Lawmakers from ruling and opposition parties launched a bipartisan group Tuesday to draw up legislation that will enable Japan to impose sanctions on countries over human rights abuses.
The move came in response to criticism that Japan has been slow to take action against such abuses occurring in China's far western Xinjiang region, Hong Kong and Myanmar, even after the United States and other Western countries have imposed sanctions.
The group, jointly led by Liberal Democratic Party member Gen Nakatani, a former defense minister, and Shiori Yamao, a House of Representatives member of the opposition Democratic Party for the People, aims to pass the legislation in the current session of the Diet.

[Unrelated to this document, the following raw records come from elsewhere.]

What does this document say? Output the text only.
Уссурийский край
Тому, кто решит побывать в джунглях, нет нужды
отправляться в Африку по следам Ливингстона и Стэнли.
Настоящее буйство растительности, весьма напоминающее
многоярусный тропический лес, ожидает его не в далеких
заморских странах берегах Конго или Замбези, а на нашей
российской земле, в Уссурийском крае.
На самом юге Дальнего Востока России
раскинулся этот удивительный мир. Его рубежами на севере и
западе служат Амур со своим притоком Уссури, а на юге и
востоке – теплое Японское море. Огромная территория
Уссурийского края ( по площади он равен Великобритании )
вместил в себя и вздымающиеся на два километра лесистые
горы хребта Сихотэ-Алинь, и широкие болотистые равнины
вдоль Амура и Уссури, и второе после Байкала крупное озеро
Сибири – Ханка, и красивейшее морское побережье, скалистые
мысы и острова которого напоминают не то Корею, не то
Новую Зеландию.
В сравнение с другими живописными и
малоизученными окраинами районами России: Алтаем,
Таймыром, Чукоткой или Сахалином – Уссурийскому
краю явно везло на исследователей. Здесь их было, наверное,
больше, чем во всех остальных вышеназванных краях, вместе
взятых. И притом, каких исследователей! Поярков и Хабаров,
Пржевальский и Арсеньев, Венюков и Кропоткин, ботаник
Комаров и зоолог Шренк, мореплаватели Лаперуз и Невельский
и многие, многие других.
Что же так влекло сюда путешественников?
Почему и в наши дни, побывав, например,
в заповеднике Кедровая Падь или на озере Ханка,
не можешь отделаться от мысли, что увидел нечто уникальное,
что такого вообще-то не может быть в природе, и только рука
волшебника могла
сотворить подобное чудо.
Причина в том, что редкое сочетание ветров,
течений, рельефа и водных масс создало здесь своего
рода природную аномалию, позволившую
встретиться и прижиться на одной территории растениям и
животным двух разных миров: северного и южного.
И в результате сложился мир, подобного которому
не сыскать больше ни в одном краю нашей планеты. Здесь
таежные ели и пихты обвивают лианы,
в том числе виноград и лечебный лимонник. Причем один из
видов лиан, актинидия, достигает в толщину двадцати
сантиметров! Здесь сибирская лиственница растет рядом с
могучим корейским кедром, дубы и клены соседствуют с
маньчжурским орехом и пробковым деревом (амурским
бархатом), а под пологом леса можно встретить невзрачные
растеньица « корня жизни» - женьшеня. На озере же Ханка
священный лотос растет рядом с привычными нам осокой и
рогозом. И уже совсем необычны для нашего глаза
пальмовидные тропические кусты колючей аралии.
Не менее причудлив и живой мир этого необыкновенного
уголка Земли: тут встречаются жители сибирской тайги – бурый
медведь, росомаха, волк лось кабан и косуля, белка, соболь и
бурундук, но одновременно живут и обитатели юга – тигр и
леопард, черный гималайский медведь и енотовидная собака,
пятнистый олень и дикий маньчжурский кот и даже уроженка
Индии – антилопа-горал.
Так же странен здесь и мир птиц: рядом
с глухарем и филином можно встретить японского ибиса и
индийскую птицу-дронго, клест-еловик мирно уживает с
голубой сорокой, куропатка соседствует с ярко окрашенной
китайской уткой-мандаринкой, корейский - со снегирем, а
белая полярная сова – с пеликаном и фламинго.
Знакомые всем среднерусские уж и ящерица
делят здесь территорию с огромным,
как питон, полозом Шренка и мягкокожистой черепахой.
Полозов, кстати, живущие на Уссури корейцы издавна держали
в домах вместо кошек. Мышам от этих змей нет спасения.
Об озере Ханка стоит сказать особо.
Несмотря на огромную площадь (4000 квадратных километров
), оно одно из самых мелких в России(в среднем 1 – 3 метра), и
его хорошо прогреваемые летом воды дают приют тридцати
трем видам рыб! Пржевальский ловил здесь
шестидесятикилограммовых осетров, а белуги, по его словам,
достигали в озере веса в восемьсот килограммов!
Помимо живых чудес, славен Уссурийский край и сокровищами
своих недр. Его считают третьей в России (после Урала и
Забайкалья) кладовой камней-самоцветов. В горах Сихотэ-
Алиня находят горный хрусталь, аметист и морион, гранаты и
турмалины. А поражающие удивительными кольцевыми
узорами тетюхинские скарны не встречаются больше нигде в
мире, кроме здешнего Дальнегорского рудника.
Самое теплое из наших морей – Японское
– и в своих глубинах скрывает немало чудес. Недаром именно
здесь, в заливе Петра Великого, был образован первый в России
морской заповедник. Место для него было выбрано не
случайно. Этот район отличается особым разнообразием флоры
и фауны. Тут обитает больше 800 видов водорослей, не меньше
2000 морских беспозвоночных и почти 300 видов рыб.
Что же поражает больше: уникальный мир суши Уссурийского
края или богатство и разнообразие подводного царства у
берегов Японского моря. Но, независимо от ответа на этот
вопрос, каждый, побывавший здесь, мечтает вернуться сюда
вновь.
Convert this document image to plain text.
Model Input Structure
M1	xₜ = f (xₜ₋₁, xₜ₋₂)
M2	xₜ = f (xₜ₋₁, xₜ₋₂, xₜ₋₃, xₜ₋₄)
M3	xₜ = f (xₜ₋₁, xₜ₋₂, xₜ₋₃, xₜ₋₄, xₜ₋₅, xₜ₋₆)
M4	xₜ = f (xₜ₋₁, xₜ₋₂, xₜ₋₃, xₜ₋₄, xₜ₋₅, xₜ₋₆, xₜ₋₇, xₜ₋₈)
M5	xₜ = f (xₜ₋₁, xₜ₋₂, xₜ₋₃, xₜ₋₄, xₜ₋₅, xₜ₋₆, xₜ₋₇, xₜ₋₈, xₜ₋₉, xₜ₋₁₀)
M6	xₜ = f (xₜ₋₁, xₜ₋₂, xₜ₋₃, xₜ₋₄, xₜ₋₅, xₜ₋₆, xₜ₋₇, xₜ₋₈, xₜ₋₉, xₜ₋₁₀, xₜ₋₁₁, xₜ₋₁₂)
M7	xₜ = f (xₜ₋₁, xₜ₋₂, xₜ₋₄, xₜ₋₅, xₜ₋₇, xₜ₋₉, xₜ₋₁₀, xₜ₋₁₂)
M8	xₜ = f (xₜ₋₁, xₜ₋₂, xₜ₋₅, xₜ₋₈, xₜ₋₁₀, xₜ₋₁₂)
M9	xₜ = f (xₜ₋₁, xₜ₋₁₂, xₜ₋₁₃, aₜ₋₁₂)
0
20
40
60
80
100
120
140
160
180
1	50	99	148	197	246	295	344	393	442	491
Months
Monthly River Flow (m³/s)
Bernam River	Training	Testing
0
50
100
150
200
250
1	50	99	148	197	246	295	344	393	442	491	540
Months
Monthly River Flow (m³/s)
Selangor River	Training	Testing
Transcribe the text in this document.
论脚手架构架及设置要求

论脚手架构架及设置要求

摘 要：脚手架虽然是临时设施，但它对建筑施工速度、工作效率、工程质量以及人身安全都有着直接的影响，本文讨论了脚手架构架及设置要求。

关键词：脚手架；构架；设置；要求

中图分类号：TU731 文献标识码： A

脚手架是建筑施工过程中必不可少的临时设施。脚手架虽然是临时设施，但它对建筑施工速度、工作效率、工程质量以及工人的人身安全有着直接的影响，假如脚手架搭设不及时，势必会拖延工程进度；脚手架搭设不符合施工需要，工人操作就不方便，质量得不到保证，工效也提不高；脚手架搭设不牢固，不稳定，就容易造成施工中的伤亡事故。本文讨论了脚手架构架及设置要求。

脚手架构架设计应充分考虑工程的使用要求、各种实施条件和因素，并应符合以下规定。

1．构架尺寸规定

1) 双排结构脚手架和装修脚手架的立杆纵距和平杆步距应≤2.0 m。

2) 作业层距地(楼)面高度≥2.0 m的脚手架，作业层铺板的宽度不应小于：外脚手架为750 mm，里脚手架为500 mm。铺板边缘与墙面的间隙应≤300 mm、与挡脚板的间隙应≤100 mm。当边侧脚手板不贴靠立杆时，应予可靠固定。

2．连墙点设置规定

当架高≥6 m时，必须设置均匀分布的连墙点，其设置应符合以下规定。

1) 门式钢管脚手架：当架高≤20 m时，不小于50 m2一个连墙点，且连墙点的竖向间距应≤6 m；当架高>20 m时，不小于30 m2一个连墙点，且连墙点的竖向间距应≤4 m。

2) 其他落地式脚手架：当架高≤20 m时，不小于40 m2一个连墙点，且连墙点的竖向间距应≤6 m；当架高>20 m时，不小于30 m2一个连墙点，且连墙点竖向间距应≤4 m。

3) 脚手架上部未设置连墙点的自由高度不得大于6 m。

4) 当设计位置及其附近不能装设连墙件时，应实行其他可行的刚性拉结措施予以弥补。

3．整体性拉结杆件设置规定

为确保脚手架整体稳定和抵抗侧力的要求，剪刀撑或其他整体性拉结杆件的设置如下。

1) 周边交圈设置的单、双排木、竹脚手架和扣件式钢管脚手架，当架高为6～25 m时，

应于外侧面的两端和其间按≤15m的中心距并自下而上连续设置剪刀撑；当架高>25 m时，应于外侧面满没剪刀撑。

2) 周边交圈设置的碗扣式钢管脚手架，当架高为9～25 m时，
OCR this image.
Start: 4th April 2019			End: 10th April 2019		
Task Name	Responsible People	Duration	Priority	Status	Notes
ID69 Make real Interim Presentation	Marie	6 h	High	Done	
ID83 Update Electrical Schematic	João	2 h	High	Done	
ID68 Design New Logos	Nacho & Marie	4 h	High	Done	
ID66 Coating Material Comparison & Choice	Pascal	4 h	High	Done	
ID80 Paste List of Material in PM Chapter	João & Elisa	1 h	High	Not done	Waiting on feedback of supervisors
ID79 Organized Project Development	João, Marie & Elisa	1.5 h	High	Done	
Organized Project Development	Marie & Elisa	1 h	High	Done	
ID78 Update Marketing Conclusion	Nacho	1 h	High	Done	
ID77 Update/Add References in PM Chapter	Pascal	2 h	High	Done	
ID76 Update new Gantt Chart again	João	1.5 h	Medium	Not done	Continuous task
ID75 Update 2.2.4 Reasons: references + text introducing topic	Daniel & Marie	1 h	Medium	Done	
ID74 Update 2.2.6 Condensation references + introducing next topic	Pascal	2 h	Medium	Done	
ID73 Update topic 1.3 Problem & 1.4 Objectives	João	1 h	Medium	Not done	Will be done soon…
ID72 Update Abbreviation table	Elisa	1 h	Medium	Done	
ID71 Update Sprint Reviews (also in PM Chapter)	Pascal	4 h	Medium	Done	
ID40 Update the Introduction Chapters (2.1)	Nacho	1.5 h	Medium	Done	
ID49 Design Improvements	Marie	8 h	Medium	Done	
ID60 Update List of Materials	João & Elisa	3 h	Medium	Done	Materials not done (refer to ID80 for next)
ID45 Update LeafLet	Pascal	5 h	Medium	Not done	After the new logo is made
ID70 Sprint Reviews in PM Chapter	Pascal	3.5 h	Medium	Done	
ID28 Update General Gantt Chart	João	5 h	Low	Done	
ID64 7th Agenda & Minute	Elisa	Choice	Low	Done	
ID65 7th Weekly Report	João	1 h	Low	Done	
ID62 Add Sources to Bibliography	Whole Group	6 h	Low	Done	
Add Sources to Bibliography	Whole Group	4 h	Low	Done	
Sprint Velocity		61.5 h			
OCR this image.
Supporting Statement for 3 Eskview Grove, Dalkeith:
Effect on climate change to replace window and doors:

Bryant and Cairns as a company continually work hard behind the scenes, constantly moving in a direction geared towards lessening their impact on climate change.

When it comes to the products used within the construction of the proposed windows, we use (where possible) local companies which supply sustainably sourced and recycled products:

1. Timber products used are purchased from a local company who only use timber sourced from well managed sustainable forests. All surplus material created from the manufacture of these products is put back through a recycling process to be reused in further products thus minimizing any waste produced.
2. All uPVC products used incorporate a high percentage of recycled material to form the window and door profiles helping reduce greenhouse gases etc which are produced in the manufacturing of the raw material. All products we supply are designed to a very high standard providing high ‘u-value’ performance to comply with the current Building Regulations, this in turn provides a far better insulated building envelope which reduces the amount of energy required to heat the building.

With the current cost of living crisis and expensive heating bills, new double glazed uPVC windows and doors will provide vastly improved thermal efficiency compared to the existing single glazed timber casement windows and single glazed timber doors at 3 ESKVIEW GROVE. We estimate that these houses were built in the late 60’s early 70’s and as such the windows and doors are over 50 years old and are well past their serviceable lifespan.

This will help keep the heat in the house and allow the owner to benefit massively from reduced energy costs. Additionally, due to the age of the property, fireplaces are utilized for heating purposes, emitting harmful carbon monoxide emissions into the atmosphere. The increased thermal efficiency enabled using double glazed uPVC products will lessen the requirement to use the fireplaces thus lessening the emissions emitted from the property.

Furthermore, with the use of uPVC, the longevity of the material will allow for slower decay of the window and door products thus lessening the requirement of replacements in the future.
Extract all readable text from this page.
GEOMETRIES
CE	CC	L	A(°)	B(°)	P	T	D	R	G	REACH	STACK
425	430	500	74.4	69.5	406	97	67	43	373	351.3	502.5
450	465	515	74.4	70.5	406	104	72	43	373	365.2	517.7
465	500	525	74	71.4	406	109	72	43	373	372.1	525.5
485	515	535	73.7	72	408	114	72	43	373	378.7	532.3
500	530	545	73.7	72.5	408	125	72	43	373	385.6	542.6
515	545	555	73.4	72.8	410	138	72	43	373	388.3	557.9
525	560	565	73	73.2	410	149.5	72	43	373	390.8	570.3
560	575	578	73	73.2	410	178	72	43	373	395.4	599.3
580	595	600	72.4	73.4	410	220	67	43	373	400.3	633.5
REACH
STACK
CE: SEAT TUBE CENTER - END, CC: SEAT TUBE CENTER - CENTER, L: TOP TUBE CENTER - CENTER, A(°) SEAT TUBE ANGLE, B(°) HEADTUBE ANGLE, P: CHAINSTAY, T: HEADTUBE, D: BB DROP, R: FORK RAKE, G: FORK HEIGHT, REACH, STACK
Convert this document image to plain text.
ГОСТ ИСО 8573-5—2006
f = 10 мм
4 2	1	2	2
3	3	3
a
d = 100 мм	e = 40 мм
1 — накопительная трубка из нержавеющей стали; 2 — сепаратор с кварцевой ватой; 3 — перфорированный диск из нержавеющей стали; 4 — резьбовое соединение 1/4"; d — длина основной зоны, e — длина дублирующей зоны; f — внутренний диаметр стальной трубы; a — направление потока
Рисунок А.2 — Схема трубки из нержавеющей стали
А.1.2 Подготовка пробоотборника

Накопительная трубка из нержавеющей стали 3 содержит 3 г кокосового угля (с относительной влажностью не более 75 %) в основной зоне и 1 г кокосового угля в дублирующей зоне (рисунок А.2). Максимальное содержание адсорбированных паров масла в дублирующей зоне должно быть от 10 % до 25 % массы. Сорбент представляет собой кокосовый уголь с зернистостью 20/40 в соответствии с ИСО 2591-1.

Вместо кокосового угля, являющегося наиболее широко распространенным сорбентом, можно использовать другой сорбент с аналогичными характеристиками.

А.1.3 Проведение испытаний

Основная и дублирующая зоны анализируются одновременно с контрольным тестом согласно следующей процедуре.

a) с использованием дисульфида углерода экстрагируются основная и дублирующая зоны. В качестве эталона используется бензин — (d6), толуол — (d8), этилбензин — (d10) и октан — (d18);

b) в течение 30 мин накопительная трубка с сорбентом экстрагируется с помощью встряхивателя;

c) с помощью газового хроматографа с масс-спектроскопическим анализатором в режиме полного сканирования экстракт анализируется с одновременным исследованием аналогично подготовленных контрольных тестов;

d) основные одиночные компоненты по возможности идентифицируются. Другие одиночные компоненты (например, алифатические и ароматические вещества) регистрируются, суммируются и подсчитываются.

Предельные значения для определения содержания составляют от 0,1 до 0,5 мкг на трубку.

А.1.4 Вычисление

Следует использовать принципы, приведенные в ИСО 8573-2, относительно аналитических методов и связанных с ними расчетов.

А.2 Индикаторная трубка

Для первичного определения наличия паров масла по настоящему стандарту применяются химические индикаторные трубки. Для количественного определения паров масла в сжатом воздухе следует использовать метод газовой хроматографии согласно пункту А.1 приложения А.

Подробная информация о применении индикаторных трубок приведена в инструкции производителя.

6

"We need action not just words, so that people don't think that Japan is the only country avoiding this issue," Nakatani said at a meeting, attended by some 40 lawmakers from the LDP, its junior coalition partner Komeito, as well as opposition parties including the Constitutional Democratic Party of Japan, the Japanese Communist Party and the Japan Innovation Party.
The parliamentary group confirmed its intention to adopt a Diet resolution calling for the immediate halt to human rights infringements in China and Myanmar.
It agreed to work toward the passage of a bill that will allow Japan to impose sanctions, such as asset freezes, on individuals and entities involved in such abuses.
The group also called for coordination with other Group of Seven nations over issues related to sanctions.
The G-7 groups Britain, Canada, France, Germany, Italy, Japan and the United States, plus the European Union.